Adaptive Random Forests with Resampling for Imbalance data Streams
Reading group: Ewa Turska presented "Adaptive Random Forests with Resampling for Imbalance data Streams" (LJCNN'19) at 4A312 the 19/11/2021 at 10h30.
Abstract
The large volume of data generated by computer networks, smartphones, wearables and a wide range of sensors, which produce real-time data, are only useful if they can be efficiently processed so that individuals can make timely decisions based on them. In this context, machine learning techniques are widely used.
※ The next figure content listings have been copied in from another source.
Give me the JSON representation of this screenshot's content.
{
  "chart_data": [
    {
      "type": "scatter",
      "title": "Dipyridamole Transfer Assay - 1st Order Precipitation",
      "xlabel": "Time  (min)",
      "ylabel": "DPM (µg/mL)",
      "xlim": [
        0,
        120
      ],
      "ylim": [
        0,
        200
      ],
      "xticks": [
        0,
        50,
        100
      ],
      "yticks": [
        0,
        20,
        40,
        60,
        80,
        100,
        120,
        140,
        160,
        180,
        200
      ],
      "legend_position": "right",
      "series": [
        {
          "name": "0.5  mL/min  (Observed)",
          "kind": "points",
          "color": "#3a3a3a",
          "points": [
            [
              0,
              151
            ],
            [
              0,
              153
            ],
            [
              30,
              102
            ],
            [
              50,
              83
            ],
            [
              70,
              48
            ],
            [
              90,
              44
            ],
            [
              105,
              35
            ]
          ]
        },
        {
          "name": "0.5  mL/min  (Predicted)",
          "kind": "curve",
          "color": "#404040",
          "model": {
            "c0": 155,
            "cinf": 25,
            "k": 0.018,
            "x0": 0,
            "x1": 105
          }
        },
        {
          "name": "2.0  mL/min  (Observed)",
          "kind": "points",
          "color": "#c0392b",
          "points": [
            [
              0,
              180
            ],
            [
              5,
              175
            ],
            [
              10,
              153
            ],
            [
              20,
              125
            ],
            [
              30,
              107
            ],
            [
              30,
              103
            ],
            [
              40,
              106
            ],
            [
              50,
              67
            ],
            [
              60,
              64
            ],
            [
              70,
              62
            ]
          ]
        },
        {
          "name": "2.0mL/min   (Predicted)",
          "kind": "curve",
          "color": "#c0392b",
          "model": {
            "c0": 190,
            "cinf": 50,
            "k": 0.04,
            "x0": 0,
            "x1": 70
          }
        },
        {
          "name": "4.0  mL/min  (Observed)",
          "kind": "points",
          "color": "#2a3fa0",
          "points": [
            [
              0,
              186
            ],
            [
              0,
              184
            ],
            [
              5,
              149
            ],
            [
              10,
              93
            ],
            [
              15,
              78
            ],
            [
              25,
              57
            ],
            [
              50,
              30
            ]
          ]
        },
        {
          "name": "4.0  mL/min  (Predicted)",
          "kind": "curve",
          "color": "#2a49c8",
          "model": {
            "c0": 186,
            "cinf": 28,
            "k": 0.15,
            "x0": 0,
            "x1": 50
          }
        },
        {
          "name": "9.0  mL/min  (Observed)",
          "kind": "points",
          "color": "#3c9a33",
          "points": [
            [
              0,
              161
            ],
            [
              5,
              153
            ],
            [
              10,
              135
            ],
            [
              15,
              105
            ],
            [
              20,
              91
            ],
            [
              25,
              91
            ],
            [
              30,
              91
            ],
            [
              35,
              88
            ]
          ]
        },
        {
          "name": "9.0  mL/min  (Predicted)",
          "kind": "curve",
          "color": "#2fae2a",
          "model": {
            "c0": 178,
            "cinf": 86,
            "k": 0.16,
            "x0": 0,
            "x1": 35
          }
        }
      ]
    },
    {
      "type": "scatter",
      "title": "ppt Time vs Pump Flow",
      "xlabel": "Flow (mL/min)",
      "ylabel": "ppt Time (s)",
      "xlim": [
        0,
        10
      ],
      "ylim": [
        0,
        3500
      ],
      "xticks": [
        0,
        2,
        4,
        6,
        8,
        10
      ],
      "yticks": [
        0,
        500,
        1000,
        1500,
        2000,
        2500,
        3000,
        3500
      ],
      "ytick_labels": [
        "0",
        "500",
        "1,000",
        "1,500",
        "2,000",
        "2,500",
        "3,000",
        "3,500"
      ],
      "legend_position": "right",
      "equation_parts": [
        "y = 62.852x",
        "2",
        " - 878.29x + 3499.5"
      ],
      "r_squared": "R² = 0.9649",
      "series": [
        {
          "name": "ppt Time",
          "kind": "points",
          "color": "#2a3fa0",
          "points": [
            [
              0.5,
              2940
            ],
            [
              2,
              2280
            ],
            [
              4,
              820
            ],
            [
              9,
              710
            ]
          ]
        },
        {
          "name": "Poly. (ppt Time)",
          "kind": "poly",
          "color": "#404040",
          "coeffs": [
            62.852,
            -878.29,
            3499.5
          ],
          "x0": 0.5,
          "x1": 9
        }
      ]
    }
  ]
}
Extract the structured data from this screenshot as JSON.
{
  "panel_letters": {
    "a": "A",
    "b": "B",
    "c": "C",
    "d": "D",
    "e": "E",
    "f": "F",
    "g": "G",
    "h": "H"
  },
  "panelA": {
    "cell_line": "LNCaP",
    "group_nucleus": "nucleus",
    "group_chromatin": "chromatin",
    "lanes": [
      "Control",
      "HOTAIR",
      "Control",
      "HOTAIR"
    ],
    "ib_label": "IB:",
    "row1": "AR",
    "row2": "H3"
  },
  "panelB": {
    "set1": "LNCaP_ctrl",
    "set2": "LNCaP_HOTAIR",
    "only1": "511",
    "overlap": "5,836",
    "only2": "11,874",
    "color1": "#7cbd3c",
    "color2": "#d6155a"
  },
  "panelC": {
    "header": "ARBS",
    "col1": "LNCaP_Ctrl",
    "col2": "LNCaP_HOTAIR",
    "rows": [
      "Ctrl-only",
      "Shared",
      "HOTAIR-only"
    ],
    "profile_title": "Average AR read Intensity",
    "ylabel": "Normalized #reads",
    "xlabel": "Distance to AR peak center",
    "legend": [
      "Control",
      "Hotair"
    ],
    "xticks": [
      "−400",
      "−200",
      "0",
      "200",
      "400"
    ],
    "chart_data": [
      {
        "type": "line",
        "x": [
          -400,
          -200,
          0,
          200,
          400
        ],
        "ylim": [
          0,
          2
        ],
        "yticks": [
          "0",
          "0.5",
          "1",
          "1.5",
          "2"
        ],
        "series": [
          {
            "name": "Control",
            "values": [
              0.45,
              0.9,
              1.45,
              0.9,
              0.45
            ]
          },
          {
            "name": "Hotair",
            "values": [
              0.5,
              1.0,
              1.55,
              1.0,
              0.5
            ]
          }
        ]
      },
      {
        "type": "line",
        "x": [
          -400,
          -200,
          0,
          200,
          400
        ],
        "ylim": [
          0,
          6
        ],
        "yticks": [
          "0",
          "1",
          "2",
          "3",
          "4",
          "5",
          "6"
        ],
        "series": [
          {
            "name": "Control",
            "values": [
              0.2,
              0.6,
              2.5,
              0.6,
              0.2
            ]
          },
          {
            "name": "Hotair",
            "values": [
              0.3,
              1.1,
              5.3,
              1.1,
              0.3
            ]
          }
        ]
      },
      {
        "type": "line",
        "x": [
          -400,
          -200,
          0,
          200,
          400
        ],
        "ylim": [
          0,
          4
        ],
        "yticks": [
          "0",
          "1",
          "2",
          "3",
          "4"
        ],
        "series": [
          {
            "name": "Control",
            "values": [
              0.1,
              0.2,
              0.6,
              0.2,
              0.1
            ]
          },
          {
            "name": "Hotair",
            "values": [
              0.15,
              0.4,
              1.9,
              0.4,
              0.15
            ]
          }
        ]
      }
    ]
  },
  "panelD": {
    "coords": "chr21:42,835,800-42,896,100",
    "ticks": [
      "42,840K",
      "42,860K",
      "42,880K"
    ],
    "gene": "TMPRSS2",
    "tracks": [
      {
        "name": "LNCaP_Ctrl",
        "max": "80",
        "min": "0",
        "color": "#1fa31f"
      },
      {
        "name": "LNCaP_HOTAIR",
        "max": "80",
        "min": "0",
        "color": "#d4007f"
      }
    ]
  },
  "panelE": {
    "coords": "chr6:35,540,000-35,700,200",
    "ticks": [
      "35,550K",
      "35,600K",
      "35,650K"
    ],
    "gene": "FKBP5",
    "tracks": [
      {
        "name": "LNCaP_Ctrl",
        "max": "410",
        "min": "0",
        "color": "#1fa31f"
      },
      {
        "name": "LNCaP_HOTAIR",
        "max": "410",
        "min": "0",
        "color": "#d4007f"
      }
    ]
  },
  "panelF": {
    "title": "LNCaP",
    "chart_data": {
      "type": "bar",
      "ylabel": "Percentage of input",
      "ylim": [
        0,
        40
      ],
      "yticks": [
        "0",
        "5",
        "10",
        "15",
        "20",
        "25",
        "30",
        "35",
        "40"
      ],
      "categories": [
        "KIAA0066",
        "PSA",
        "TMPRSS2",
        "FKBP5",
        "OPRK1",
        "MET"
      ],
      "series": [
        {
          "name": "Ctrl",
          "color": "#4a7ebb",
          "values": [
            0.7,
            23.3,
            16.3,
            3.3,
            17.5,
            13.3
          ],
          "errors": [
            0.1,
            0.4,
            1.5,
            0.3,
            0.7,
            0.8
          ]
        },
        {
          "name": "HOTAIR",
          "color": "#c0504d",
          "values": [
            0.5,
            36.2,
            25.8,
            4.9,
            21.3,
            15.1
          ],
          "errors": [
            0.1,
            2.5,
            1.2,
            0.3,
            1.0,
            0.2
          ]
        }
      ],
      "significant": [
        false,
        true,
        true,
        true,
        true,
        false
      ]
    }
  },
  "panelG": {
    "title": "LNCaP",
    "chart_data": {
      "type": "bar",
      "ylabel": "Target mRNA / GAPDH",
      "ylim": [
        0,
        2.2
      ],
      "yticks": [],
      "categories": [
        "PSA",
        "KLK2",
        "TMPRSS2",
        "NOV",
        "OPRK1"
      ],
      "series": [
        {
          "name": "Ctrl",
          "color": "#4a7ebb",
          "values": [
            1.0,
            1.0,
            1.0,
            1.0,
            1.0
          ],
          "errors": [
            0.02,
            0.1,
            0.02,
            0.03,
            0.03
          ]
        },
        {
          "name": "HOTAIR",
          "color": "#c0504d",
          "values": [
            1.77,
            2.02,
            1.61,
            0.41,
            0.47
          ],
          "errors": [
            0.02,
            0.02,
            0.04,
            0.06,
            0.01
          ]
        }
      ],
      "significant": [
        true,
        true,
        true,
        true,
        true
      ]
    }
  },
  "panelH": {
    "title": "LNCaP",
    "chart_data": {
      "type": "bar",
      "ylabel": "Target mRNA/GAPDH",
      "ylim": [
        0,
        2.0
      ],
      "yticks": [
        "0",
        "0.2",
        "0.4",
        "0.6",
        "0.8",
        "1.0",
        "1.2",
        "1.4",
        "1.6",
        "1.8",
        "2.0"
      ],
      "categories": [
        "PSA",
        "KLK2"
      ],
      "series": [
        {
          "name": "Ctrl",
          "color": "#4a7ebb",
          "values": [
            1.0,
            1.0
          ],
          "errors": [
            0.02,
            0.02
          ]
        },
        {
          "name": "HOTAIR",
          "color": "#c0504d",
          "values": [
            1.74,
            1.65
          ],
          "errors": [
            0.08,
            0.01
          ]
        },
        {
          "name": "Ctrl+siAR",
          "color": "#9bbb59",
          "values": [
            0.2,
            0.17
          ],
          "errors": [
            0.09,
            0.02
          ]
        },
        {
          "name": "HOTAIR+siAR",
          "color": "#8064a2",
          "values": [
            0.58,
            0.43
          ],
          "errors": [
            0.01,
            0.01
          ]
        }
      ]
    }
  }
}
While it performs better than humans in such tasks, every machine learning algorithm has a certain intrinsic bias, which means they assume that the data have specific characteristics, such as having a balanced distribution between classes. As many real-world applications present imbalanced traits in their data, this topic is gaining repercussion over time. In this work, we present the Adaptive Random Forest with Resampling (ARFRE), which is a classifier designed to deal with imbalanced datasets. ARFRE resample the instances based on the current class label distribution. We show through a set of extensive experiments on seven datasets that the proposed method can considerably improve the performance of the minority class(es) while avoiding degrading the performance in the majority class. On top of that, ARFRE is more efficient regarding execution time in comparison to the standard ARF algorithm.